NALA Trial: Neratinib Versus Lapatinib Combination Therapy for Metastatic Breast Cancer
Posted: Friday, July 19, 2019
The randomized, open-label phase III NALA trial showed that the combination of neratinib (an irreversible pan-HER tyrosine kinase inhibitor) and capecitabine improved progression-free survival in patients with stage IV HER2-positive metastatic breast cancer when compared with a combination of capecitabine and lapatinib (a reversible dual tyrosine kinase inhibitor). Cristina Saura, MD, PhD, of Vall d’Hebron University Hospital, Spain, presented these data, which revealed a trend toward improved overall survival with neratinib/lapatinib, at the 2019 American Society for Clinical Oncology (ASCO) Annual Meeting in Chicago (Abstract 1002).
A total of 621 patients with stage IV HER2-positve metastatic breast cancer were randomly assigned 1:1 to receive either neratinib plus capecitabine or lapatinib plus capecitabine. All study patients had received at least two prior HER2-directed therapies for their metastatic disease.

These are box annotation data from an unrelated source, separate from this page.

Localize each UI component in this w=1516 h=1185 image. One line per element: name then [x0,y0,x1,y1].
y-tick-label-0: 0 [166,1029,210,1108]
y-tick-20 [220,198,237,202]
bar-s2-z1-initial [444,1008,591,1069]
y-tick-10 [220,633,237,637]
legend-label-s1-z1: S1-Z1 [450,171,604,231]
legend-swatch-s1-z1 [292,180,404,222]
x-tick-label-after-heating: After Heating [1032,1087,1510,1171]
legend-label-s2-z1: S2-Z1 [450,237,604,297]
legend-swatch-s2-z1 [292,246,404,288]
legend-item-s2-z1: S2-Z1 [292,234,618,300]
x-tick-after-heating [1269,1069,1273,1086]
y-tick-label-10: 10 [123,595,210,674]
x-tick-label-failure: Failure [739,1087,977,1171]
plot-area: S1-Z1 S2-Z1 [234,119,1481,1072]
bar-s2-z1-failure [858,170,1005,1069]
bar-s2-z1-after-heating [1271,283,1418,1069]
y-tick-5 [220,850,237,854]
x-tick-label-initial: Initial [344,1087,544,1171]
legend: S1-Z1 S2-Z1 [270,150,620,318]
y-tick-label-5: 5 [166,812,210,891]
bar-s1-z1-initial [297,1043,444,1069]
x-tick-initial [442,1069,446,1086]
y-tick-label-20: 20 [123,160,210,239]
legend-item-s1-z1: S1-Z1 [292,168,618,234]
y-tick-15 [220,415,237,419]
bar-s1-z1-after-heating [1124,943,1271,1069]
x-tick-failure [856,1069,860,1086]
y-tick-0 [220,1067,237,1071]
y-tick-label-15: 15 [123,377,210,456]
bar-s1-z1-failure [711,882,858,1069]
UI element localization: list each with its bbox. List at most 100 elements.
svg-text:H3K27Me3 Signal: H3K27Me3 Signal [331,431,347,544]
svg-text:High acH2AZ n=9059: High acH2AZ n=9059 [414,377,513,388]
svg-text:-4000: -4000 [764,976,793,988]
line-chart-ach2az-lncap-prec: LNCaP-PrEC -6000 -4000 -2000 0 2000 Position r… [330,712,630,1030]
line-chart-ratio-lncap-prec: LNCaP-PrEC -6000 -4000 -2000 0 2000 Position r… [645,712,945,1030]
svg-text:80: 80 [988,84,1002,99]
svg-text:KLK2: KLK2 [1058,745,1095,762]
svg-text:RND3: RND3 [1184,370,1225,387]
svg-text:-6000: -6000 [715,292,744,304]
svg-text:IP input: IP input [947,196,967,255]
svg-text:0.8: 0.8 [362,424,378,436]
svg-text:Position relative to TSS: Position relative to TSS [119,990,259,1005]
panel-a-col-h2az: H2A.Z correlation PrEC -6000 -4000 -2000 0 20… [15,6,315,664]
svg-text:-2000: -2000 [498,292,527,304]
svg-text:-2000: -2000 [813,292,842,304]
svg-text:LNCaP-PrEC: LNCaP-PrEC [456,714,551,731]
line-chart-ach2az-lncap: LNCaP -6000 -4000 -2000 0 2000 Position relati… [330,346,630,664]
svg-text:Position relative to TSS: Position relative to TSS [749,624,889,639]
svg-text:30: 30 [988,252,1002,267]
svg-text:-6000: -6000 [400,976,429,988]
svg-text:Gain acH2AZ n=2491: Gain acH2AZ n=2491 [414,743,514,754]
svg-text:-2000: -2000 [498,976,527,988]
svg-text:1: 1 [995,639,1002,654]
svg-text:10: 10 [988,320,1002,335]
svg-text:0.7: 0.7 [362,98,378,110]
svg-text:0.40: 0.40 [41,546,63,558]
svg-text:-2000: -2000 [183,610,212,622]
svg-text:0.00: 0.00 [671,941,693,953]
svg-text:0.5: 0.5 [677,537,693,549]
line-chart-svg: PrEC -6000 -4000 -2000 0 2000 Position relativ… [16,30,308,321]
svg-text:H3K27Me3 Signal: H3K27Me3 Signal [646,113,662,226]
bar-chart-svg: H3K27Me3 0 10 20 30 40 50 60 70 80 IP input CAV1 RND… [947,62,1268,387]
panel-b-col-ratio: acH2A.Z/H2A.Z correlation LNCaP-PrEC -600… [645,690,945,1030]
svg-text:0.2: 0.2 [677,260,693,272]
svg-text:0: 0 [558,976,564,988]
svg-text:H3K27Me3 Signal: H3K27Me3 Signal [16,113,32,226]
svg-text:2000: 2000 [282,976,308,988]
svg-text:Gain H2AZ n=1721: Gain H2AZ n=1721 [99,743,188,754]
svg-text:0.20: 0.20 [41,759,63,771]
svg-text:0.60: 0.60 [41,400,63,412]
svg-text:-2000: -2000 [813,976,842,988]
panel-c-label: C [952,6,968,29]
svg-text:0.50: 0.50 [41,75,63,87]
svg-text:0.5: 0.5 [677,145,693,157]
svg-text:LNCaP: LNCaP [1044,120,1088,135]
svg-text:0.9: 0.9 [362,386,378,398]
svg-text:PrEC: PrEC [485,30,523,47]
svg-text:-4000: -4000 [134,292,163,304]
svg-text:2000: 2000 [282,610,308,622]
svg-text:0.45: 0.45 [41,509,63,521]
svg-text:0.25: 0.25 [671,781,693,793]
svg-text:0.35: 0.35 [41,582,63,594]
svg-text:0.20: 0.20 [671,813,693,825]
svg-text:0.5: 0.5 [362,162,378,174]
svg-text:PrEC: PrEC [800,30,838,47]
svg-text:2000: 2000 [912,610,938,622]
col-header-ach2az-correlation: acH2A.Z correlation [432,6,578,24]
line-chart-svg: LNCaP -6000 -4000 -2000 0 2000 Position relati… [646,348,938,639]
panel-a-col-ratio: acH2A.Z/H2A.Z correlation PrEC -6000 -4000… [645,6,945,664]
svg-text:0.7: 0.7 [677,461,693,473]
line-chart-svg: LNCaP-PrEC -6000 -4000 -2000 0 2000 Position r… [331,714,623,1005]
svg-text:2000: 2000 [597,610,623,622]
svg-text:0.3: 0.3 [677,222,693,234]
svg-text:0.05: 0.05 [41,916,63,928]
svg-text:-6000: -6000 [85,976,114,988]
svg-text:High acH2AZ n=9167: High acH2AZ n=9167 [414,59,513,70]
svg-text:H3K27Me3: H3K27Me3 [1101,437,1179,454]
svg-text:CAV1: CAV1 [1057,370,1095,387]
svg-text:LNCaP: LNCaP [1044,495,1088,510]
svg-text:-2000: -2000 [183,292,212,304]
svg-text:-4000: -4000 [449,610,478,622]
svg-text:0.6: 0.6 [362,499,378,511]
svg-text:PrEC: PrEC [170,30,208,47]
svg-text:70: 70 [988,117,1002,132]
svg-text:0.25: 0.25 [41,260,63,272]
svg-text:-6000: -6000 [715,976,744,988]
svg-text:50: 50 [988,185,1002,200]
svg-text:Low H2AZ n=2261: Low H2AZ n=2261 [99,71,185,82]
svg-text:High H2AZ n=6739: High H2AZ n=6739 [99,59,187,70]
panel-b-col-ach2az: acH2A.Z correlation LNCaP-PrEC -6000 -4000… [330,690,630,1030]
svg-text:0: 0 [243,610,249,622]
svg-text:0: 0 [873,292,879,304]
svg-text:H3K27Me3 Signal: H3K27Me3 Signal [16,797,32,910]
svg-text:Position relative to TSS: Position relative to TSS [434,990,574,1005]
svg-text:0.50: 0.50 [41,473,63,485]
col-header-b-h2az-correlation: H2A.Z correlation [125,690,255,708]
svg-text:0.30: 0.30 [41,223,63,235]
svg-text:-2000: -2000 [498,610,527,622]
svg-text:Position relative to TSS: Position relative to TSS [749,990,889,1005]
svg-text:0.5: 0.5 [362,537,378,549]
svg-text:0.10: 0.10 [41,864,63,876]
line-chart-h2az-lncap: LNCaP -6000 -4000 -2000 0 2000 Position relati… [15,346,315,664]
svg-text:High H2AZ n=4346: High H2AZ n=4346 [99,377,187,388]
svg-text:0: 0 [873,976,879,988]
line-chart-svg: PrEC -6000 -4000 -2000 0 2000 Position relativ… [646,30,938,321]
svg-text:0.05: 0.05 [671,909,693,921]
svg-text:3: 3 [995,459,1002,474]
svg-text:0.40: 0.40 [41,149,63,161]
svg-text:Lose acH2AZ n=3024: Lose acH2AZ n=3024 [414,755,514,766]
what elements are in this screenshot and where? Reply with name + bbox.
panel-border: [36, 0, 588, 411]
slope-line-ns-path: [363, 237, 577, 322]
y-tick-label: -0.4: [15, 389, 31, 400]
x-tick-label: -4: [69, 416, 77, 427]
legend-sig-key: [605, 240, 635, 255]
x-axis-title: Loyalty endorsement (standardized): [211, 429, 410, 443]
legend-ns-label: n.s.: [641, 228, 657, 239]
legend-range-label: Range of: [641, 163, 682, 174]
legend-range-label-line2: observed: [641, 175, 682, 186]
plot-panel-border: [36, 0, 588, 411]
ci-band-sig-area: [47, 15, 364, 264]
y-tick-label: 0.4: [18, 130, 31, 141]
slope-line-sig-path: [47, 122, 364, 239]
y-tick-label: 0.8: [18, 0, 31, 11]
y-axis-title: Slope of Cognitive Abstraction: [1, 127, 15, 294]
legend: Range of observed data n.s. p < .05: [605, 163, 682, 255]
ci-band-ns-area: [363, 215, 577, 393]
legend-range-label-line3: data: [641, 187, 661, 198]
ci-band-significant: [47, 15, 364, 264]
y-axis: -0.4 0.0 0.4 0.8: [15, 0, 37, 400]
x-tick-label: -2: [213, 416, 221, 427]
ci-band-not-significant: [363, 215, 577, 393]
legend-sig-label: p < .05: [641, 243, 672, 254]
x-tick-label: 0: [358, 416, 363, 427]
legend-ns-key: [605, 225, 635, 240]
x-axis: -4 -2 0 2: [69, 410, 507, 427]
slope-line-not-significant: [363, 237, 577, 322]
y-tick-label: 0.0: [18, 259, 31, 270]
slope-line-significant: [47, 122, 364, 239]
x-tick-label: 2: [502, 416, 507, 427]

For patients treated with the neratinib combination, the risk of disease progression or death was reduced by 24% compared with the lapatinib combination. The 12-month progression-free survival rates for neratinib and lapatinib were 37.8% and 14.8%, respectively. Overall survival for neratinib at 12 months was 87.5%, whereas for the lapatinib combination, it was 66.7%. The overall response rate in patients who had a measurable disease at screening improved with neratinib plus capecitabine (32.8%) compared with lapatinib plus capecitabine (26.7%). Additionally, the time to intervention for symptomatic central nervous system disease was delayed for patients taking neratinib compared with those taking lapatinib.
The incidence of adverse events related to treatment was similar between the two groups. However, there was a higher rate of grade 3 diarrhea for patients taking the neratinib combination (24.4% vs. 12.5% with lapatinib). Fewer patients who received neratinib had treatment-emergent adverse events leading to discontinuation of the therapy (10.9%) compared with lapatinib (14.5%).
Disclosure: The study authors’ disclosure information may be found at coi.asco.org.